Enclosing rectangles

If we construct enclosing rectangles BCCaBa, CAAbCb, ABBcAc to the triangle ABC, then the lines AbBa, CaAc and BcCb make a triangle perspective with ABC. The perspector is catalogued as X(66) in Kimberling's ETC. This point is the isogonal conjugate of Exeter point, X(22).

Generalization (Nikolaos Dergiades, Hyacinthos message #15778): Let XYZ and DEF be the orthic and medial triangle of ABC, respectively.

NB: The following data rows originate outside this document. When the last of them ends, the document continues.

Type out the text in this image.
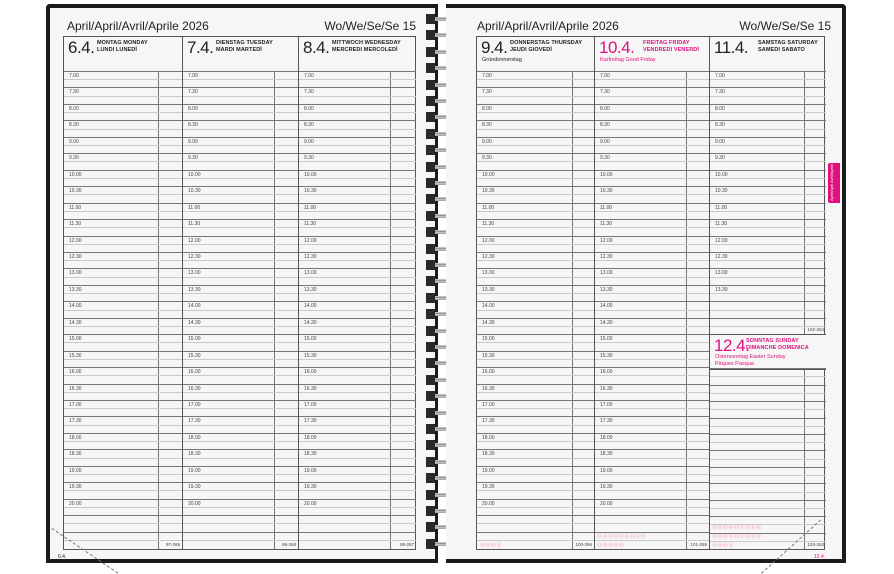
April/April/Avril/Aprile 2026	Wo/We/Se/Se 15
6.4. MONTAG MONDAY
LUNDI LUNEDÌ
7.00
7.30
8.00
8.30
9.00
9.30
10.00
10.30
11.00
11.30
12.00
12.30
13.00
13.30
14.00
14.30
15.00
15.30
16.00
16.30
17.00
17.30
18.00
18.30
19.00
19.30
20.00
97-269
7.4. DIENSTAG TUESDAY
MARDI MARTEDÌ
7.00
7.30
8.00
8.30
9.00
9.30
10.00
10.30
11.00
11.30
12.00
12.30
13.00
13.30
14.00
14.30
15.00
15.30
16.00
16.30
17.00
17.30
18.00
18.30
19.00
19.30
20.00
98-268
8.4. MITTWOCH WEDNESDAY
MERCREDI MERCOLEDÌ
7.00
7.30
8.00
8.30
9.00
9.30
10.00
10.30
11.00
11.30
12.00
12.30
13.00
13.30
14.00
14.30
15.00
15.30
16.00
16.30
17.00
17.30
18.00
18.30
19.00
19.30
20.00
99-267
6.4.
April/April/Avril/Aprile 2026	Wo/We/Se/Se 15
9.4. DONNERSTAG THURSDAY
JEUDI GIOVEDÌ
Gründonnerstag
7.00
7.30
8.00
8.30
9.00
9.30
10.00
10.30
11.00
11.30
12.00
12.30
13.00
13.30
14.00
14.30
15.00
15.30
16.00
16.30
17.00
17.30
18.00
18.30
19.00
19.30
20.00
100-266
⓪⓪⓪⓪
10.4. FREITAG FRIDAY
VENDREDI VENERDÌ
Karfreitag Good Friday
7.00
7.30
8.00
8.30
9.00
9.30
10.00
10.30
11.00
11.30
12.00
12.30
13.00
13.30
14.00
14.30
15.00
15.30
16.00
16.30
17.00
17.30
18.00
18.30
19.00
19.30
20.00
101-265
⓪⓪⓪⓪⓪⓪⓪⓪⓪
⓪⓪⓪⓪⓪
11.4. SAMSTAG SATURDAY
SAMEDI SABATO
7.00
7.30
8.00
8.30
9.00
9.30
10.00
10.30
11.00
11.30
12.00
12.30
13.00
13.30
102-264
12.4.
SONNTAG SUNDAY
DIMANCHE DOMENICA
Ostersonntag Easter Sunday
Pâques Pasqua
103-263
⓪⓪⓪⓪⓪⓪⓪⓪⓪
⓪⓪⓪⓪⓪⓪⓪⓪⓪
⓪⓪⓪⓪
12.4.
April/April Avril/Aprile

  • The line BcCb is the reflection of line YZ with respect to D,
  • The line AcCa is the reflection of line ZX with respect to E,
  • The line AbBa is the reflection of line XY with respect to F,

hence the we can generalize the problem considering any point P=(u:v:w) and its cevian triangle XYZ. For, we have that

  • The reflection of line YZ with respect to D is the line ra: (u(v+w)+vw) x + uv y + uw z = 0,
  • The reflection of line ZX with respect to E is the line rb: uv x +(v(w+u) + wu)y + vw z =0,
  • The reflection of line XY with respect to F is the line rc: uw x + v w y + (w(u+v)+uv) z =0,

The lines rb an rc intersect at the point

A' = (-(v + w) (u v + uw + 2 v w): (v(uv + uw + vw - w^2)): (w(uv - v^2 + uw + vw))),

and similarly we get the points B', C'. The lines AA', BB', CC' intersect at

Q= (u/(u(v+w)+vw-u^2) : v/(v(w+u)+wu-v^2) : w/(w(u+v)+uv-w^2)).

 
Special case: Since the sum of homogeneus barycentric coordinates of Q can be factored as uvw(uv+vw+wu), we get that Q is an infinity point if P is on the Steiner circumellipse.